Today in class we had Year 7 pupils (11yrs old) teaching other pupils some of the fundamentals of programming. For homework, pupils had been asked to prepare a mini lesson to give to the rest of the class that would teach or test understanding on integers, operators, expressions or variables.

This group of girls prepared a mini lesson checking understanding on integers. Watch the 7 minute video to see how it went. It was almost magical watching how the other children in the class engaged with the topic. Each team in the class were competing against other teams – and it was a requirement that all children in each team have their hands raised if their team was to have a chance to answer.

This group of girls fully resourced the lesson themselves, preparing questions, instructions and even bringing in prizes for the rest of the class.

After the lesson, I asked some of the girls about how they planned the lesson and where they got their inspiration from. I also asked some pupils who took part in the challenge to give their opinions.

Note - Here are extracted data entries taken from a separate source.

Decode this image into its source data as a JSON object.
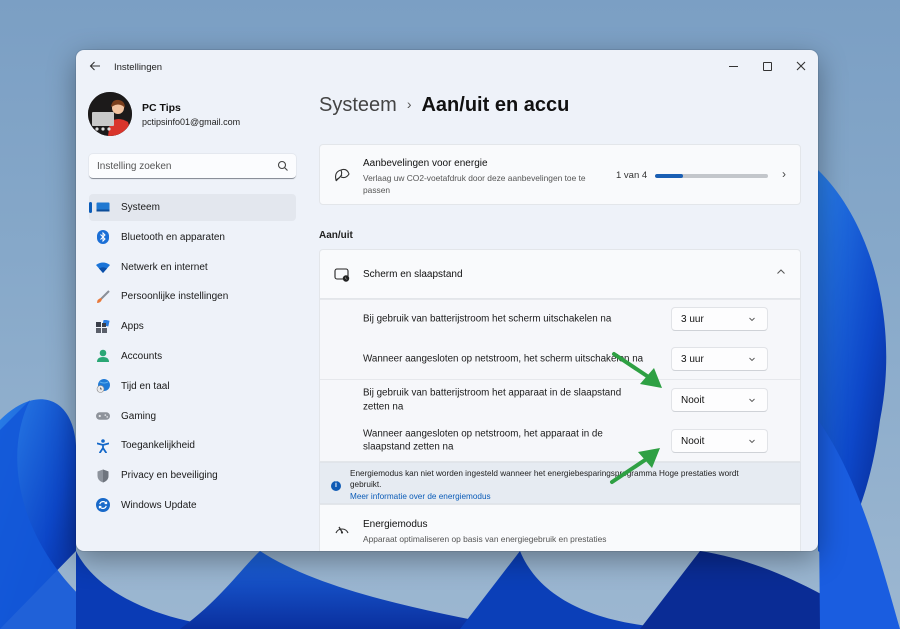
{
  "window": {
    "title": "Instellingen",
    "controls": {
      "minimize": "minimize",
      "maximize": "maximize",
      "close": "close"
    }
  },
  "profile": {
    "name": "PC Tips",
    "email": "pctipsinfo01@gmail.com"
  },
  "search": {
    "placeholder": "Instelling zoeken",
    "icon": "search-icon"
  },
  "sidebar": {
    "items": [
      {
        "label": "Systeem",
        "icon": "system-icon",
        "active": true
      },
      {
        "label": "Bluetooth en apparaten",
        "icon": "bluetooth-icon"
      },
      {
        "label": "Netwerk en internet",
        "icon": "wifi-icon"
      },
      {
        "label": "Persoonlijke instellingen",
        "icon": "brush-icon"
      },
      {
        "label": "Apps",
        "icon": "apps-icon"
      },
      {
        "label": "Accounts",
        "icon": "person-icon"
      },
      {
        "label": "Tijd en taal",
        "icon": "globe-clock-icon"
      },
      {
        "label": "Gaming",
        "icon": "gamepad-icon"
      },
      {
        "label": "Toegankelijkheid",
        "icon": "accessibility-icon"
      },
      {
        "label": "Privacy en beveiliging",
        "icon": "shield-icon"
      },
      {
        "label": "Windows Update",
        "icon": "update-icon"
      }
    ]
  },
  "breadcrumb": {
    "parent": "Systeem",
    "separator": "›",
    "current": "Aan/uit en accu"
  },
  "recommendations": {
    "title": "Aanbevelingen voor energie",
    "description": "Verlaag uw CO2-voetafdruk door deze aanbevelingen toe te passen",
    "count": "1 van 4",
    "progress_fraction": 0.25,
    "chevron": "›"
  },
  "power_section": {
    "title": "Aan/uit",
    "screen_sleep": {
      "title": "Scherm en slaapstand",
      "expanded": true,
      "rows": [
        {
          "label": "Bij gebruik van batterijstroom het scherm uitschakelen na",
          "value": "3 uur"
        },
        {
          "label": "Wanneer aangesloten op netstroom, het scherm uitschakelen na",
          "value": "3 uur"
        },
        {
          "label": "Bij gebruik van batterijstroom het apparaat in de slaapstand zetten na",
          "value": "Nooit"
        },
        {
          "label": "Wanneer aangesloten op netstroom, het apparaat in de slaapstand zetten na",
          "value": "Nooit"
        }
      ]
    },
    "info": {
      "text": "Energiemodus kan niet worden ingesteld wanneer het energiebesparingsprogramma Hoge prestaties wordt gebruikt.",
      "link": "Meer informatie over de energiemodus"
    },
    "energy_mode": {
      "title": "Energiemodus",
      "description": "Apparaat optimaliseren op basis van energiegebruik en prestaties"
    }
  },
  "colors": {
    "accent": "#0b5cb8",
    "annotation_arrow": "#2ea043"
  }
}
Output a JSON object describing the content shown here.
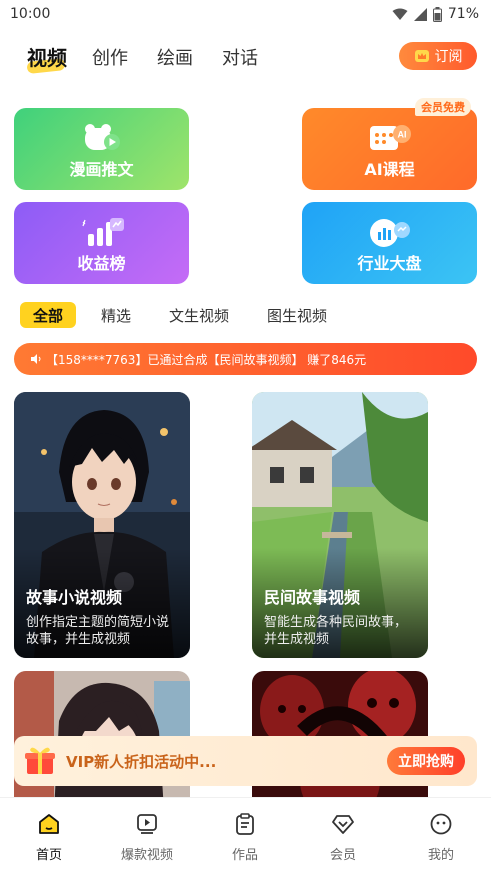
{
  "status_bar": {
    "time": "10:00",
    "battery": "71%",
    "icons": [
      "wifi-icon",
      "signal-icon",
      "battery-icon"
    ]
  },
  "top_tabs": {
    "items": [
      "视频",
      "创作",
      "绘画",
      "对话"
    ],
    "active": "视频"
  },
  "subscribe": {
    "label": "订阅",
    "icon": "crown-icon"
  },
  "features": [
    {
      "label": "漫画推文",
      "icon": "bear-play-icon"
    },
    {
      "label": "AI课程",
      "icon": "ai-calendar-icon",
      "badge": "会员免费"
    },
    {
      "label": "收益榜",
      "icon": "bar-chart-icon"
    },
    {
      "label": "行业大盘",
      "icon": "market-chart-icon"
    }
  ],
  "filters": {
    "items": [
      "全部",
      "精选",
      "文生视频",
      "图生视频"
    ],
    "active": "全部"
  },
  "ticker": {
    "text": "【158****7763】已通过合成【民间故事视频】 赚了846元",
    "icon": "speaker-icon"
  },
  "videos": [
    {
      "title": "故事小说视频",
      "desc": "创作指定主题的简短小说故事，并生成视频"
    },
    {
      "title": "民间故事视频",
      "desc": "智能生成各种民间故事，并生成视频"
    },
    {
      "title": "",
      "desc": ""
    },
    {
      "title": "",
      "desc": ""
    }
  ],
  "vip_banner": {
    "text": "VIP新人折扣活动中...",
    "button": "立即抢购",
    "icon": "gift-icon"
  },
  "bottom_nav": {
    "items": [
      {
        "label": "首页",
        "icon": "home-icon"
      },
      {
        "label": "爆款视频",
        "icon": "video-play-icon"
      },
      {
        "label": "作品",
        "icon": "clipboard-icon"
      },
      {
        "label": "会员",
        "icon": "diamond-icon"
      },
      {
        "label": "我的",
        "icon": "smile-icon"
      }
    ],
    "active": "首页"
  },
  "colors": {
    "accent": "#ffd21f",
    "orange": "#ff5a2c",
    "vip_text": "#c9631a"
  }
}
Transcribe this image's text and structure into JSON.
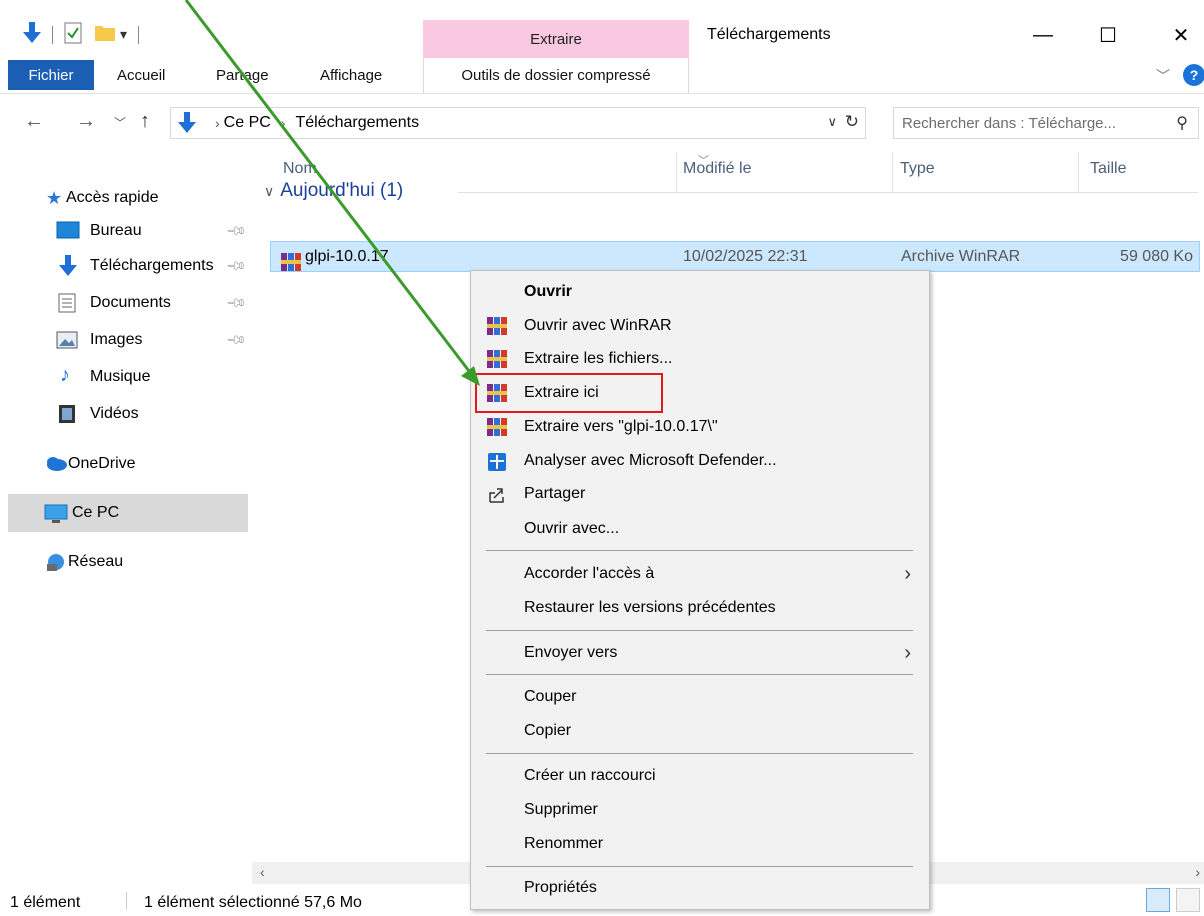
{
  "titlebar": {
    "window_title": "Téléchargements",
    "context_tab_header": "Extraire",
    "minimize": "—",
    "maximize": "☐",
    "close": "✕"
  },
  "ribbon": {
    "tabs": [
      "Fichier",
      "Accueil",
      "Partage",
      "Affichage",
      "Outils de dossier compressé"
    ],
    "help": "?"
  },
  "address": {
    "crumbs": [
      "Ce PC",
      "Téléchargements"
    ],
    "search_placeholder": "Rechercher dans : Télécharge..."
  },
  "navpane": {
    "quick_access": "Accès rapide",
    "items": [
      "Bureau",
      "Téléchargements",
      "Documents",
      "Images",
      "Musique",
      "Vidéos"
    ],
    "onedrive": "OneDrive",
    "this_pc": "Ce PC",
    "network": "Réseau"
  },
  "columns": {
    "name": "Nom",
    "modified": "Modifié le",
    "type": "Type",
    "size": "Taille"
  },
  "group": {
    "label": "Aujourd'hui (1)"
  },
  "file": {
    "name": "glpi-10.0.17",
    "modified": "10/02/2025 22:31",
    "type": "Archive WinRAR",
    "size": "59 080 Ko"
  },
  "context_menu": {
    "items": [
      "Ouvrir",
      "Ouvrir avec WinRAR",
      "Extraire les fichiers...",
      "Extraire ici",
      "Extraire vers \"glpi-10.0.17\\\"",
      "Analyser avec Microsoft Defender...",
      "Partager",
      "Ouvrir avec...",
      "Accorder l'accès à",
      "Restaurer les versions précédentes",
      "Envoyer vers",
      "Couper",
      "Copier",
      "Créer un raccourci",
      "Supprimer",
      "Renommer",
      "Propriétés"
    ]
  },
  "statusbar": {
    "count": "1 élément",
    "selection": "1 élément sélectionné 57,6 Mo"
  },
  "colors": {
    "accent": "#1a5fb4",
    "selection_bg": "#cce8ff",
    "context_tab": "#f9c8e1",
    "highlight_box": "#e01b1b",
    "annotation_arrow": "#3a9a2a"
  }
}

One group of boys planned a mini lesson using a hangman game to test what the class could remember about operators. This may not have been as challenging or as imaginitive as the girl group but shows a simple idea being implemented.


2 Comments Add yours

  1. Lee Stott says:


    Hope your using Visual Studio for this work

    You know you can get Microsoft Development tools via MSDNAA http://www.msdnaa.net or DreamSpark http://www.dreamspark.com

    Keep inspiring and dont forget DreamSpark is FREE for all Students 🙂

    More details on Python on Visual Studio at http://blogs.msdn.com/b/uk_faculty_connection/archive/2011/11/07/python-tools-for-visual-studio-1-1-alpha-now-support-for-kinect.aspx

    PS. You can now use Python to programme the Kinect


  2. Peter Onion says:

    Back in the early 1970s….. Our computer club at school was entirely run by the pupils. Seniors ran the club and produced a syllabus of sorts to teach the juniors Algol 60 and machine code. It’s great to see something similar being tried in a modern classroom. I hope you can expand on this because I think everyone wins when these sorts of teaching techniques are used. A useful side effect is that they get to use some of the ICT skills (i.e. presentations) for a real task.